文章目录
- 注意事项
- Hadoop 和 Hive 整合
- 搭建Hive
- 1. 安装MySQL
- 2. 安装Hive
- 3. 启动Hive
- 4. DataGrip连接hive
注意事项
- Hive是一款基于Hadoop的数据仓库软件,不管使用何种方式配置Hive Metastore,必须先保证服务器的基础环境正常,Hadoop集群健康可用
- 服务器基础环境
- 集群时间同步、防火墙关闭、主机Host映射、免密登录、JDK安装
- Hadoop集群健康可用
- 启动Hive之前必须先启动Hadoop集群
- 特别要注意,需等待HDFS安全模式关闭之后再启动运行Hive
- Hive不是分布式安装运行的软件,其分布式的特性主要借由Hadoop完成。

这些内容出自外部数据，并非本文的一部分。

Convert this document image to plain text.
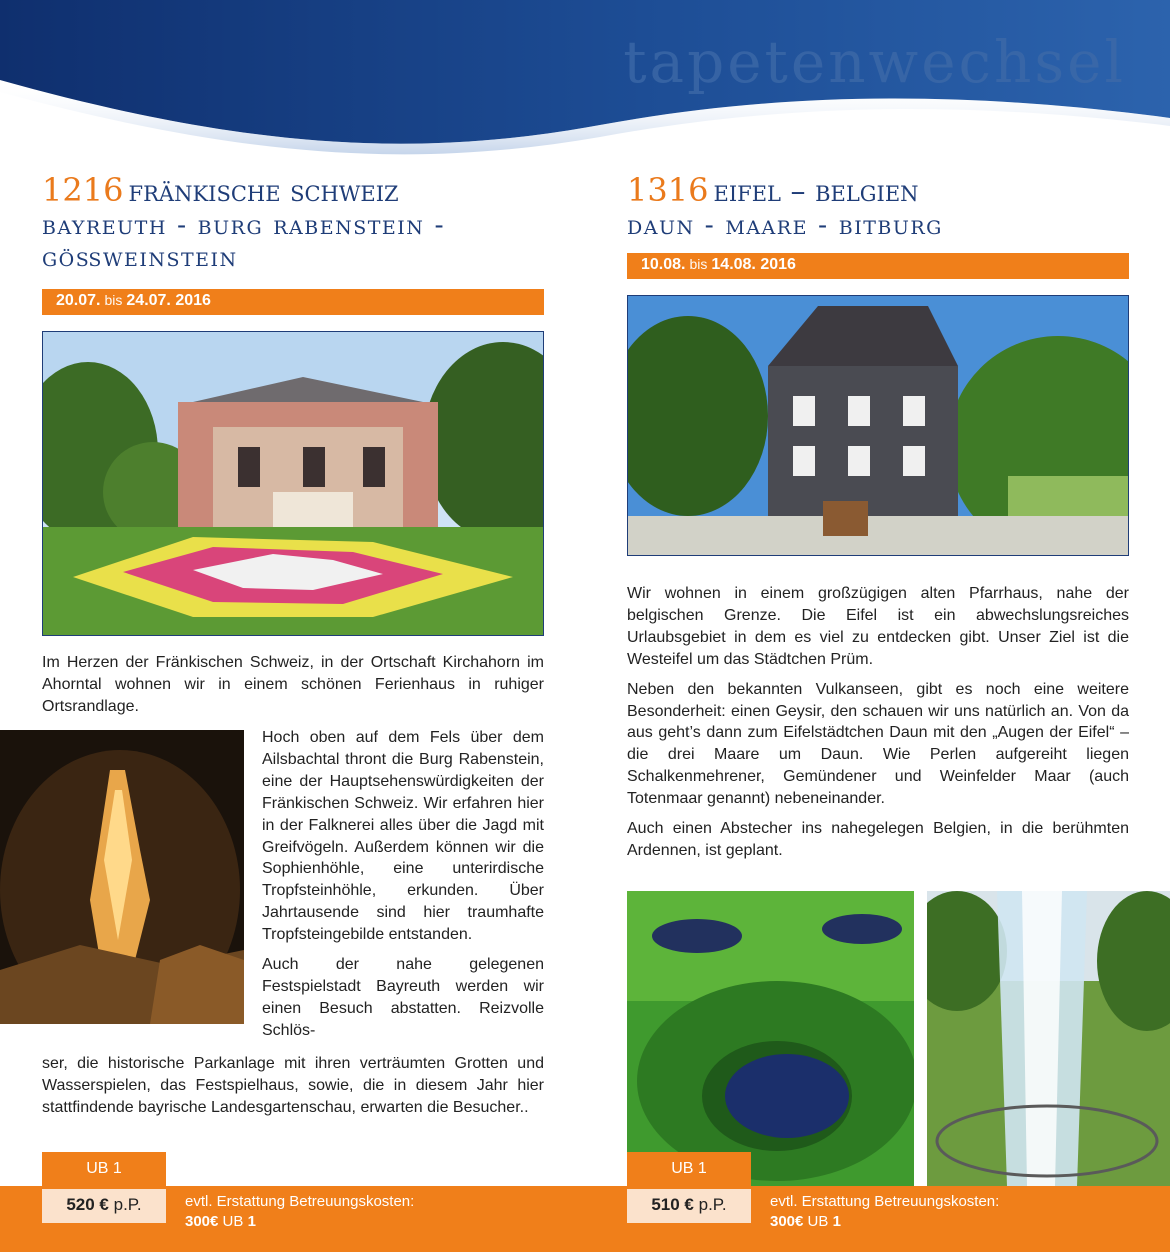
tapetenwechsel
1216 fränkische schweiz
bayreuth - burg rabenstein -
gößweinstein
20.07. bis 24.07. 2016

Im Herzen der Fränkischen Schweiz, in der Ortschaft Kirchahorn im Ahorntal wohnen wir in einem schönen Ferienhaus in ruhiger Ortsrandlage.

Hoch oben auf dem Fels über dem Ailsbachtal thront die Burg Rabenstein, eine der Hauptsehenswürdigkeiten der Fränkischen Schweiz. Wir erfahren hier in der Falknerei alles über die Jagd mit Greifvögeln. Außerdem können wir die Sophienhöhle, eine unterirdische Tropfsteinhöhle, erkunden. Über Jahrtausende sind hier traumhafte Tropfsteingebilde entstanden.

Auch der nahe gelegenen Festspielstadt Bayreuth werden wir einen Besuch abstatten. Reizvolle Schlös-

ser, die historische Parkanlage mit ihren verträumten Grotten und Wasserspielen, das Festspielhaus, sowie, die in diesem Jahr hier stattfindende bayrische Landesgartenschau, erwarten die Besucher..

1316 eifel – belgien
daun - maare - bitburg
10.08. bis 14.08. 2016

Wir wohnen in einem großzügigen alten Pfarrhaus, nahe der belgischen Grenze. Die Eifel ist ein abwechslungsreiches Urlaubsgebiet in dem es viel zu entdecken gibt. Unser Ziel ist die Westeifel um das Städtchen Prüm.

Neben den bekannten Vulkanseen, gibt es noch eine weitere Besonderheit: einen Geysir, den schauen wir uns natürlich an. Von da aus geht’s dann zum Eifelstädtchen Daun mit den „Augen der Eifel“ – die drei Maare um Daun. Wie Perlen aufgereiht liegen Schalkenmehrener, Gemündener und Weinfelder Maar (auch Totenmaar genannt) nebeneinander.

Auch einen Abstecher ins nahegelegen Belgien, in die berühmten Ardennen, ist geplant.

UB 1
520 € p.P.	evtl. Erstattung Betreuungskosten:
300€ UB 1
UB 1
510 € p.P.	evtl. Erstattung Betreuungskosten:
300€ UB 1
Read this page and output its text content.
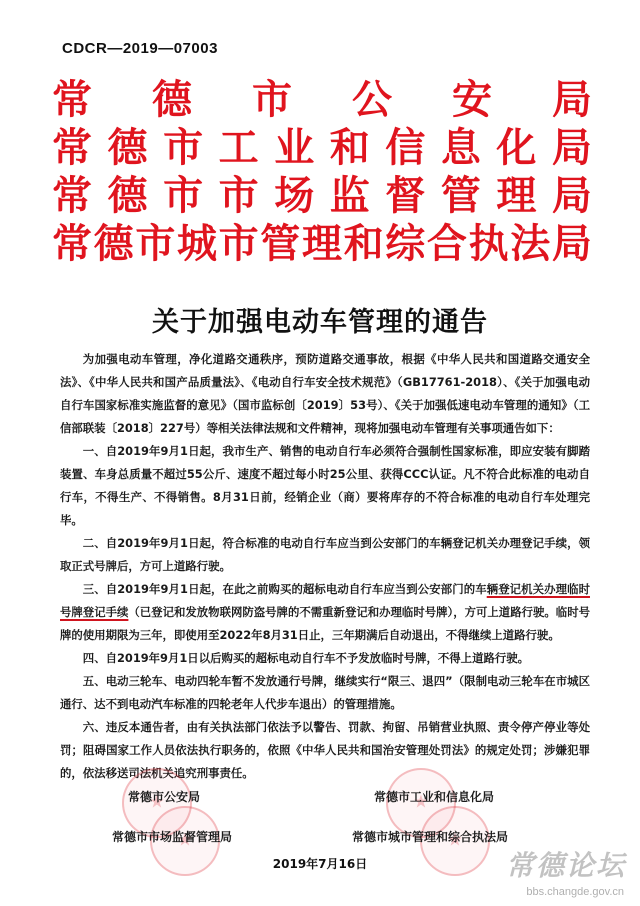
CDCR—2019—07003
常 德 市 公 安 局
常 德 市 工 业 和 信 息 化 局
常 德 市 市 场 监 督 管 理 局
常 德 市 城 市 管 理 和 综 合 执 法 局
关于加强电动车管理的通告

为加强电动车管理，净化道路交通秩序，预防道路交通事故，根据《中华人民共和国道路交通安全法》、《中华人民共和国产品质量法》、《电动自行车安全技术规范》（GB17761-2018）、《关于加强电动自行车国家标准实施监督的意见》（国市监标创〔2019〕53号）、《关于加强低速电动车管理的通知》（工信部联装〔2018〕227号）等相关法律法规和文件精神，现将加强电动车管理有关事项通告如下：

一、自2019年9月1日起，我市生产、销售的电动自行车必须符合强制性国家标准，即应安装有脚踏装置、车身总质量不超过55公斤、速度不超过每小时25公里、获得CCC认证。凡不符合此标准的电动自行车，不得生产、不得销售。8月31日前，经销企业（商）要将库存的不符合标准的电动自行车处理完毕。

二、自2019年9月1日起，符合标准的电动自行车应当到公安部门的车辆登记机关办理登记手续，领取正式号牌后，方可上道路行驶。

三、自2019年9月1日起，在此之前购买的超标电动自行车应当到公安部门的车辆登记机关办理临时号牌登记手续（已登记和发放物联网防盗号牌的不需重新登记和办理临时号牌），方可上道路行驶。临时号牌的使用期限为三年，即使用至2022年8月31日止，三年期满后自动退出，不得继续上道路行驶。

四、自2019年9月1日以后购买的超标电动自行车不予发放临时号牌，不得上道路行驶。

五、电动三轮车、电动四轮车暂不发放通行号牌，继续实行“限三、退四”（限制电动三轮车在市城区通行、达不到电动汽车标准的四轮老年人代步车退出）的管理措施。

六、违反本通告者，由有关执法部门依法予以警告、罚款、拘留、吊销营业执照、责令停产停业等处罚；阻碍国家工作人员依法执行职务的，依照《中华人民共和国治安管理处罚法》的规定处罚；涉嫌犯罪的，依法移送司法机关追究刑事责任。

★
★
★
★
常德市公安局	常德市工业和信息化局
常德市市场监督管理局	常德市城市管理和综合执法局
2019年7月16日	常德论坛
bbs.changde.gov.cn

包括分布式存储、分布式计算
- metastore 服务配置模式
- 本次配置的是远程模式
Hadoop 和 Hive 整合
- 因为Hive需要把数据存储在HDFS上,并且通过MapReduce作为执行引擎处理数据
- 因此需要在Hadoop中添加相关配置属性,以满足Hive在Hadoop上运行
- 修改Hadoop中core-site.xml,并且Hadoop集群同步配置文件,重启生效
<!-- 整合hive 用户代理设置 -->
<property>
<name>hadoop.proxyuser.root.hosts</name>
<value>*</value>
</property>
<property>
<name>hadoop.proxyuser.root.groups</name>
<value>*</value>
</property>
搭建Hive
1. 安装MySQL
注意MySQL只需要在一台机器安装并且需要授权远程访问
我选择把MySQL安装在node1上
- 卸载Centos7自带的mariadb
[root@node1 ~]# rpm -qa|grep mariadb
mariadb-libs-5.5.64-1.el7.x86_64
You have new mail in /var/spool/mail/root
[root@node1 ~]# rpm -e --nodeps mariadb-libs-5.5.64-1.el7.x86_64
[root@node1 ~]# rpm -qa|grep mariadb
rpm -qa | grep xxx
| 是管道技术,删选的意思 ; grep 查找——一种文本搜索工具
解读: 在-qa返回的信息中对xxx进行查找,并返回为最终结果
rpm -e --nodeps <rpm packagename>
不检查依赖而强制删除
- 安装MySQL
[root@node1 ~]# mkdir /export/software/mysql
# 上传mysql-5.7.29-1.el7.x86_64.rpm-bundle.tar 到上述文件夹下 解压
[root@node1 ~]# cd /export/software/mysql
[root@node1 mysql]# ls
mysql-5.7.29-1.el7.x86_64.rpm-bundle.tar
[root@node1 mysql]# tar -xvf mysql-5.7.29-1.el7.x86_64.rpm-bundle.tar
[root@node1 mysql]# yum -y install libaio
[root@node1 mysql]# rpm -ivh mysql-community-common-5.7.29-1.el7.x86_64.rpm mysql-community-libs-5.7.29-1.el7.x86_64.rpm mysql-community-client-5.7.29-1.el7.x86_64.rpm mysql-community-server-5.7.29-1.el7.x86_64.rpm
- MySQL 初始化设置
#初始化
[root@node1 mysql]# mysqld --initialize
#更改所属组
[root@node1 mysql]# chown mysql:mysql /var/lib/mysql -R
#启动mysql
[root@node1 mysql]# systemctl start mysqld.service
#查看生成的临时root密码
[root@node1 mysql]# cat /var/log/mysqld.log
# 找到类似如下信息,这里 >kl-lOa!i6FB 就是生成的临时root密码
[Note] A temporary password is generated for root@localhost: >kl-lOa!i6FB
chown mysql:mysql /var/lib/mysql -R
递归地将/var/lib/mysql以及其子目录下的所有文件的所有者皆变更为用户mysql
- 修改root密码,授权远程访问,设置开机自启动
[root@node1 mysql]# mysql -u root -p
Enter password:
Welcome to the MySQL monitor. Commands end with ; or \g.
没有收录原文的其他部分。